Bob Baker, the William D. Williams Professor of Philosophy and Director of the Center for Bioethics at Union

Michael Pinsky, professor of Literature and Popular Culture at the University of South Florida, will discuss “Great Big Beautiful Tomorrows: A Century of Theme Park Utopias,” to kick off the four-part spring lecture series for the Rapaport Ethics Across the Curriculum initiative.

Michael Pinsky, ethics speaker, May 2007

The talk is Thursday, May 10, at 7 p.m. in F.W. Olin Center 115 and is free and open to the public.

The Rapaport Ethics Across the Curriculum initiative incorporates ethics into the lesson plans to help prepare students to face the world of tough decisions and empower them to exercise moral leadership. The initiative also offers grants to professors who explore ethics in their courses.

“The initiative encourages faculty to discuss everyday ethics as it is interwoven into the fabric of the subjects that they teach," said Robert Baker, the William D. Williams Professor of Philosophy and director of the Center for Bioethics at Union. “We believe that these discussions prepare students to recognize, to articulately discuss and to more successfully negotiate the ethical challenges they will inevitably encounter later in life.”

The program is coordinated by Baker along with Anastasia Pease, an expert in Russian and English who designed and taught a course, "Diversity and Equity in America" encompassing many of the ethical issues facing people across the globe.

The program was made possible last year by a gift from Michael Rapaport ’59, an entrepreneur and real estate lawyer from White Plains, N.Y. Rapaport believes that colleges need to discuss ethics in realistic, everyday contexts, not segregate them into philosophy courses.

The idea for the program grew out of a 2003 pilot project by Economics Professor Harold Fried, who introduced ethics into the economic curriculum using a gift from Rapaport.

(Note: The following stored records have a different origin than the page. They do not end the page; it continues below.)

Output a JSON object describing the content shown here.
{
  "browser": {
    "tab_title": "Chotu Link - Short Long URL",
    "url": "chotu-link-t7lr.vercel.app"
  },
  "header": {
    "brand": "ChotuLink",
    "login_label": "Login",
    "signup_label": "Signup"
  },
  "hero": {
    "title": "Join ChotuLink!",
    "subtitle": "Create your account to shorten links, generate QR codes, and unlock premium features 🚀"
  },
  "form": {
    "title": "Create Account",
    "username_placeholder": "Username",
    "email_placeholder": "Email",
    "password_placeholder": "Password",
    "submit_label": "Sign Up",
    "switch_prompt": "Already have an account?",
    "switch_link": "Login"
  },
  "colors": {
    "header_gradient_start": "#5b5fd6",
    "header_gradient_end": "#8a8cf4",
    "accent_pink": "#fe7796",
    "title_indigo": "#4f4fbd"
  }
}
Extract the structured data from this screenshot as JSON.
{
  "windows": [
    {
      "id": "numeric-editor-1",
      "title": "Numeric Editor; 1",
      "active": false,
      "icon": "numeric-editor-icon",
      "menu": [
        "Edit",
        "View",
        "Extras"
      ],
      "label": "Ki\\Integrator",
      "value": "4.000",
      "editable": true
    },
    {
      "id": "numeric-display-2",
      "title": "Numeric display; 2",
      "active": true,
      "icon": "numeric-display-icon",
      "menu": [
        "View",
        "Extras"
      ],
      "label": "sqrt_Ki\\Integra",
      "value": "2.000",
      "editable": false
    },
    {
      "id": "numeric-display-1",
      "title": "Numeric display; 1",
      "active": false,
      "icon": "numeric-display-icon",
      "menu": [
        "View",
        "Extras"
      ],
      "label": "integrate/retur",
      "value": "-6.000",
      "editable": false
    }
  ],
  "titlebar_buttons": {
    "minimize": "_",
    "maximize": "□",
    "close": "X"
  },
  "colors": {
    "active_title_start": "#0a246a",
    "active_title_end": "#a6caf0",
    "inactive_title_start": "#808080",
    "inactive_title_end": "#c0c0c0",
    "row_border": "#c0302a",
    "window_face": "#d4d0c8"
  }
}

To date the Rapaport Ethics Across the Curriculum program has funded ethics segments in 11 courses in all four divisions of the college, plus the Spring Term Ethics Across the Curriculum Series.

Other spring offerings:

Tuesday, May 15 at 5:15 p.m. in Reamer Auditorium – Dr. Bonnie TuSmith of Northeastern University will give a lecture titled “Humor, Pathos and the Face of Difference.” (co-sponsored by the COT and UNITAS)  

Tuesday, May 22 at 6:30 p.m. in F.W. Olin Center 115 – Walter Palvo, former MCI executive convicted of wire fraud and money laundering will speak on his experiences involving the manipulation of financial records within a large corporation.

Thursday, May 24 at 7 p.m. in Reamer Auditorium – Dr. Bruce B. Svare of University of Albany will give a lecture entitled “What everyone should know about the Anabolic Steroid Abuse Crisis”

Thursday, June 14 and Friday, June 15 in Old Chapel – Two-Day symposium on exploring new curricula in Engineering Ethics, Bioengineering, Environmental Engineering and Liberal Education.